Chinese authorities recently admitted that 1 percent of foodstuffs
intended for US and European markets failed to meet minimum quality
control standards, while 20pc of goods sold domestically were
substandard.
A joint report released last month by the Asia Development Bank
and World Health Organisation said that at least 300 million people
in China suffer from food-borne illness every year.
China is the fourth biggest supplier of legal pharmaceuticals
to Myanmar – behind India, Indonesia and Bangladesh –
with unregulated drugs also coming across the border illegally.
Dr Maung Maung Lay, the chairman of the MPMEEA, said fake and
substandard drugs posed a great danger to consumers in Myanmar.
“I believe that 10 to 20pc of Myanmar’s pharmaceuticals
market is taken up by fake or flawed products,” he said.

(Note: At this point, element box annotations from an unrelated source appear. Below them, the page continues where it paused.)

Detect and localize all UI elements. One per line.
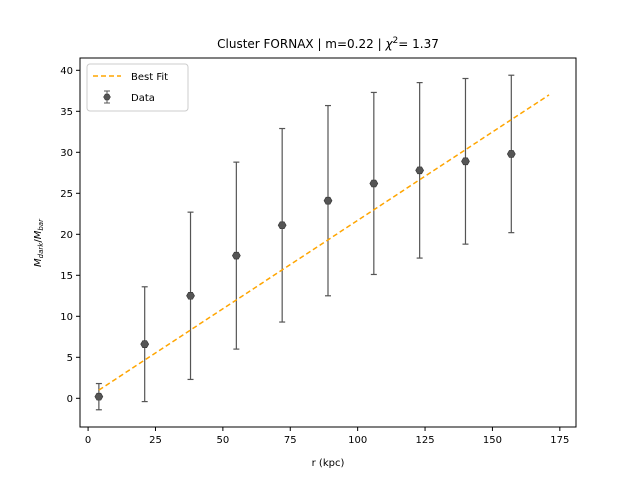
data-point <box>277 221 287 230</box>
axes-frame <box>79 57 577 428</box>
data-point <box>506 150 516 158</box>
fit-layer <box>98 94 550 391</box>
legend-fit-label: Best Fit <box>131 72 168 83</box>
x-tick-label: 125 <box>415 435 434 446</box>
y-tick-label: 0 <box>67 394 73 405</box>
x-tick-label: 150 <box>483 435 502 446</box>
data-point <box>232 251 241 260</box>
y-tick-label: 25 <box>60 189 73 200</box>
legend-data-label: Data <box>131 93 155 104</box>
y-tick-label: 5 <box>67 353 73 364</box>
x-tick-label: 100 <box>348 435 367 446</box>
y-tick-label: 40 <box>60 66 73 77</box>
y-tick-label: 35 <box>60 107 73 118</box>
data-point <box>461 157 470 166</box>
y-axis-label: Mdark/Mbar <box>33 218 45 267</box>
x-axis-label: r (kpc) <box>312 458 345 469</box>
legend-data-swatch <box>103 90 111 104</box>
data-point <box>323 196 333 205</box>
ticks-layer: 0 25 50 75 100 125 150 175 0 5 10 15 20 25 30 35 40 <box>60 66 569 446</box>
y-tick-label: 15 <box>60 271 73 282</box>
x-tick-label: 75 <box>284 435 297 446</box>
x-tick-label: 25 <box>149 435 162 446</box>
chart-title: Cluster FORNAX | m=0.22 | χ2= 1.37 <box>217 36 439 51</box>
y-tick-label: 20 <box>60 230 73 241</box>
x-tick-label: 0 <box>85 435 91 446</box>
y-tick-label: 10 <box>60 312 73 323</box>
x-tick-label: 175 <box>550 435 569 446</box>
x-tick-label: 50 <box>217 435 230 446</box>
data-point <box>369 179 379 188</box>
best-fit-line <box>98 94 550 391</box>
data-point <box>140 340 150 348</box>
data-point <box>186 292 195 300</box>
points-layer <box>94 150 516 401</box>
legend: Best Fit Data <box>86 63 189 112</box>
y-tick-label: 30 <box>60 148 73 159</box>
data-point <box>415 166 424 175</box>
data-point <box>94 392 104 401</box>
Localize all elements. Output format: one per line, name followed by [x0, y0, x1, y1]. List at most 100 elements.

Dr U Chit Soe, the project manager of the Quality Diagnosis
Standard Treatment Malaria program under the Myanmar Medical Association,
said a survey it conducted in 2004 found that 40pc of malaria
drugs in the country were counterfeit.
“A United Nations survey in 2002 also showed that 60pc
of so-called Amoxicillin antibiotic pills in the country contained
no Amoxicillin at all,” he said.
Dr U Chit Soe warned that fake drugs constituted a grave danger
to human health.
“If a drug contains less than the expected amount of a
key ingredient, not only will the patient fail to recover from
the disease but it will also encourage the virus to develop immunity
to the drug, creating new multi-drug-resistant strains of the
virus,” he said.
In addition, fake drugs might contain harmful ingredients such
as lead, pesticides, hormones, arsenic or chemical dyes, which
can lead to nervous system and kidney disorders as well as cancer,
he said.
“Narcotic addicts choose death by buying heroin but poor
patients buy drugs in the hopes of surviving. People shouldn’t
take advantage of their honest beliefs,” Dr U Chit Soe said.
“Drug counterfeiting is in fact committing collective
murder on millions of people around the world. It could eradicate
the citizens of a nation,” he said.
The United Nations has estimated that within a few years, global
sales of fake drugs could be worth $75 billion a year.